I set it down on the sand next to our knees. Then I get serious again. “Camryn, what’s going on with you—the pills you took, all of it—isn’t just about losing Lily. You know that, don’t you?”

She doesn’t answer, but I can sense that she’s thinking hard about what I said.

“You shut everything out. Ian. Lily. According to Natalie, even your grandma and Cole and the fact that your dad left and seems to care more for his new girlfriend than he does for you.” I say it like it is because that’s exactly how it needs to be said. “Instead of dealing with it, grieving, whatever, you just shut that shit out and expect it to go away on its own. You’ve been doing that long before we met. You’ve got to know that it just piles up, and one day you’ll snap and go off the deep end.”

“I know. You’re right as usual,” she says dejectedly.

“Do you believe that, or are you just agreeing with me to get me to shut up?” I grin over at her, hoping to get a smile out of her.

And it works.

She smiles and says, “No, I do believe it. I just wish I would’ve believed it sooner.”

“Why do you believe it now?”

“Because you’re like a philosopher with tattoos.” She laughs and it sends a shot of warmth through my blood.

I can’t believe she’s laughing. At first, I thought it was going to take a long time for Camryn to come to terms with all of this, but she surprises me every day.

“A philosopher?” I say. “Hardly. But I’ll take the credit.”

Camryn turns sideways and lays her head on my lap. She looks up at me with those doelike blue eyes of hers, and I can’t help but reach down and touch the softness of her face.

“Do you want to know the truth?” she asks.

“Of course,” I say, but I’m feeling a little anxious all of a sudden.

“It’s like I told you back at Aidan’s,” she says. “If I ever lost you, of all people, that would do it for me. When I miscarried, it triggered all of my fears again. About losing you. It was like, in that second of tragedy I was reminded about death all over again and how fast it sneaks up on a person. If God or Nature or whoever or whatever the hell it is out there controlling all of this could be so cruel and heartless to kill my baby, then It wouldn’t have any second thoughts about killing you, too. It scares me, Andrew. The thought of ever losing you kills me inside. And because I almost lost you once, it makes the fear that much worse.”

“But I told you before—”

She lifts away from my lap and sits directly in front of me, her knees burrowed into the sand.

“I know what you told me,” she says. “But it doesn’t matter what you believe, or that you know all the right things to say to make it better. You don’t know for sure what will happen, Andrew. The tumor could very easily come back and despite everything we do, all of the precautions we take, it could kill you.”

I start to argue, but she’s so intent on saying these things to me that I know I have to let her.

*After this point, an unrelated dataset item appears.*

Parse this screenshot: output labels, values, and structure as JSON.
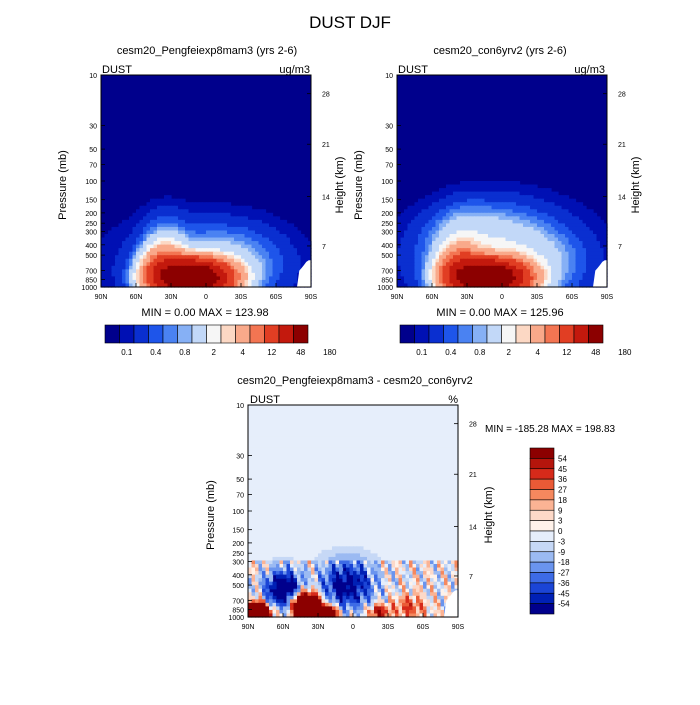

“You’re the best thing that’s ever happened to me,” she goes on, “and I can look you in the eyes right now and say that as much as it hurts, I can accept Ian’s death. I can accept Lily’s death. I can accept anyone else’s death even though whoever it is, it will be unbearably hard. But yours…” She pauses and doesn’t even blink as she looks deeply into my eyes. “I could never accept yours. Never.

The silence between us only amplifies the sound of the ocean. I want to take her into my arms, to crush my lips over hers, but I just sit here, staring at her because the words she just spoke to me are the most powerful words I’ve ever heard or felt or understood.